Common Core State Standards: Producing clear and coherent writing in which the development, organization and style are appropriate to the task; reading closely what a text says explicitly and to make logical inferences from it.
5. Bees on the Loose
Utah is known as the “Beehive State,” because bees were an important symbol in the Mormon religion of its founders — and the state produces a great deal of honey. Earlier this month, state officials got more bees than they bargained for when a truck overturned on the Interstate 80 highway and released up to 20-million bees into the air. The truck was transporting 416 boxes of honeybees used to pollinate crops, and the bees escaped when the boxes broke open. At first, wildlife officials thought all the bees were lost, but a day later investigators discovered a huge mass of bees that had gathered on sagebrush shrubs on a nearby hillside, the Washington Post and CNN reported.

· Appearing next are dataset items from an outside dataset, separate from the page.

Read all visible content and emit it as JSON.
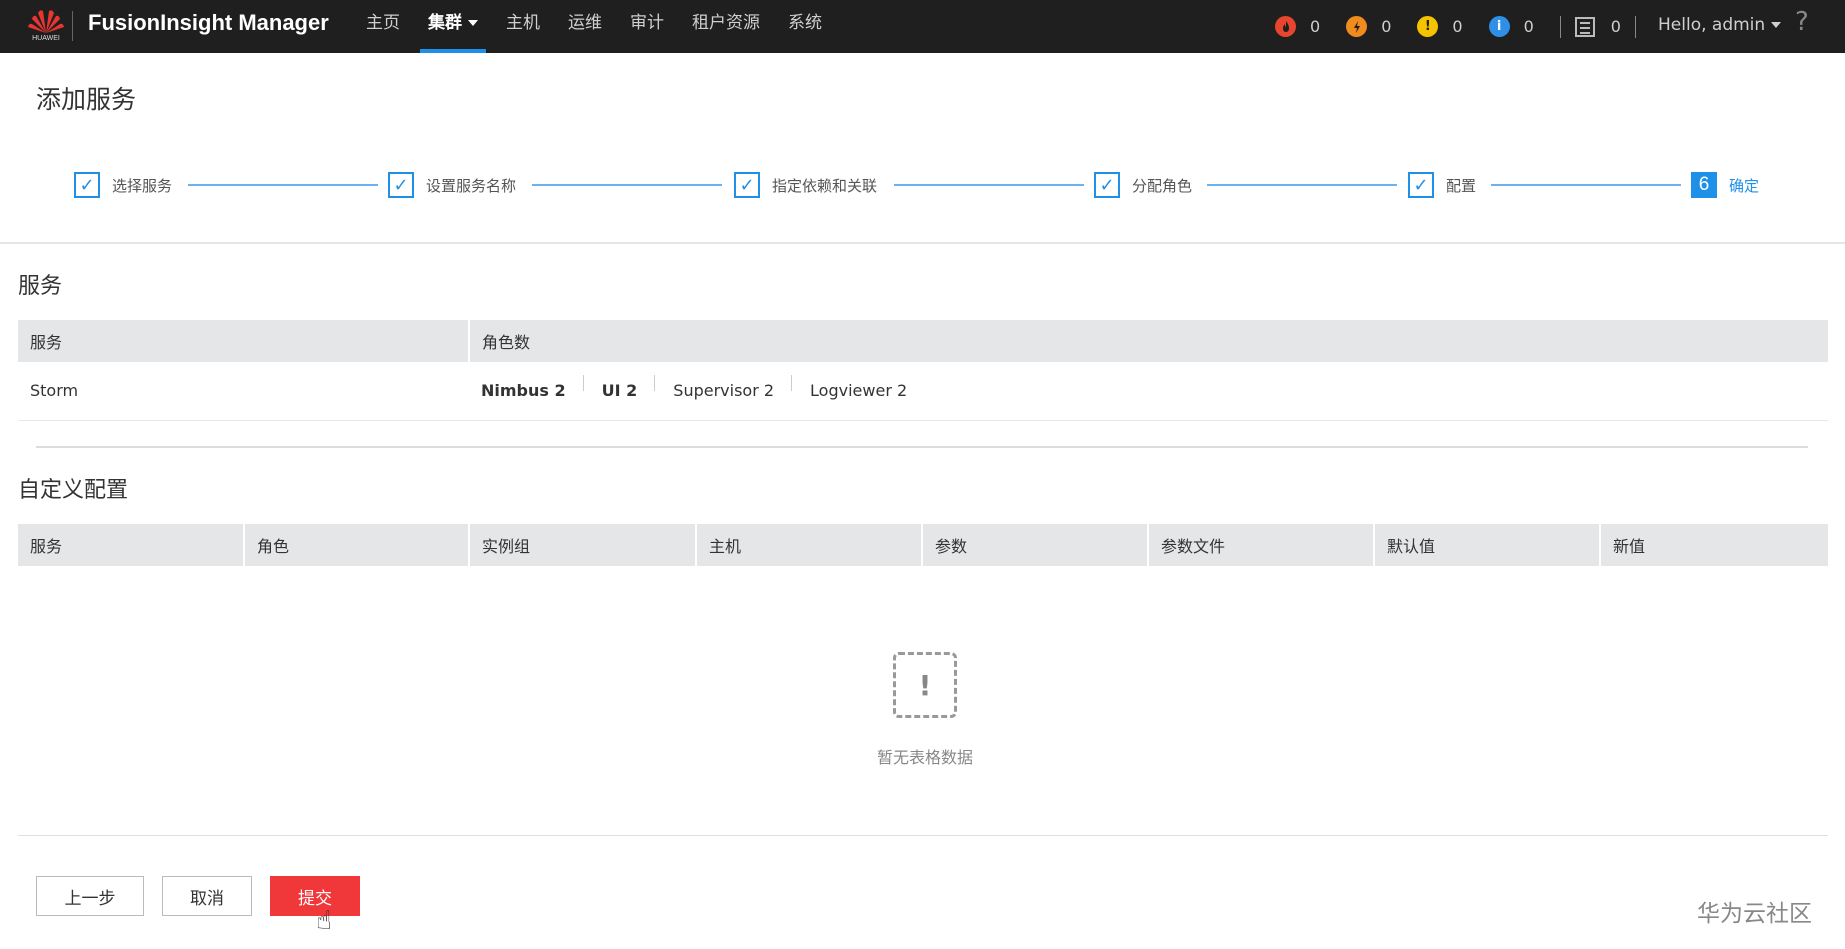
{
  "brand": {
    "logo_text": "HUAWEI",
    "app_title": "FusionInsight Manager"
  },
  "nav": [
    {
      "label": "主页"
    },
    {
      "label": "集群",
      "active": true
    },
    {
      "label": "主机"
    },
    {
      "label": "运维"
    },
    {
      "label": "审计"
    },
    {
      "label": "租户资源"
    },
    {
      "label": "系统"
    }
  ],
  "alarms": [
    {
      "icon": "critical-alarm-icon",
      "color": "#e8452f",
      "count": "0"
    },
    {
      "icon": "major-alarm-icon",
      "color": "#f08c1e",
      "count": "0"
    },
    {
      "icon": "minor-alarm-icon",
      "color": "#f5c400",
      "count": "0"
    },
    {
      "icon": "warning-alarm-icon",
      "color": "#2f8fe8",
      "count": "0"
    }
  ],
  "task_count": "0",
  "user": {
    "greeting": "Hello, admin"
  },
  "help": "?",
  "page": {
    "title": "添加服务"
  },
  "steps": [
    {
      "label": "选择服务",
      "done": true
    },
    {
      "label": "设置服务名称",
      "done": true
    },
    {
      "label": "指定依赖和关联",
      "done": true
    },
    {
      "label": "分配角色",
      "done": true
    },
    {
      "label": "配置",
      "done": true
    },
    {
      "label": "确定",
      "number": "6",
      "current": true
    }
  ],
  "services_section": {
    "title": "服务",
    "headers": [
      "服务",
      "角色数"
    ],
    "rows": [
      {
        "service": "Storm",
        "roles": [
          "Nimbus 2",
          "UI 2",
          "Supervisor 2",
          "Logviewer 2"
        ]
      }
    ]
  },
  "custom_config": {
    "title": "自定义配置",
    "headers": [
      "服务",
      "角色",
      "实例组",
      "主机",
      "参数",
      "参数文件",
      "默认值",
      "新值"
    ],
    "empty_text": "暂无表格数据"
  },
  "buttons": {
    "prev": "上一步",
    "cancel": "取消",
    "submit": "提交"
  },
  "watermark": "华为云社区",
  "colors": {
    "accent": "#1e90e8",
    "primary_button": "#f0373a",
    "topbar": "#1f1f1f"
  }
}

The “wall of bees” was 8 feet long, 4 feet deep and 5 feet high, the president of a state beekeeping association said. “We just started piling bees into boxes as fast as we could. They were not nice. They had just been dumped off a truck and most of them had lost their queen.” Farms rely on honeybees to pollinate flowers of fruit and vegetable plants. In the newspaper or online, find and closely read stories about other things farms need to be successful. Create a chart or poster showing the most important things that farms need, and explaining why they are important.
Common Core State Standards: Reading closely what a text says explicitly and to make logical inferences from it; organizing data using lists, concrete objects, pictures, tallies, tables, charts, diagrams and graphs.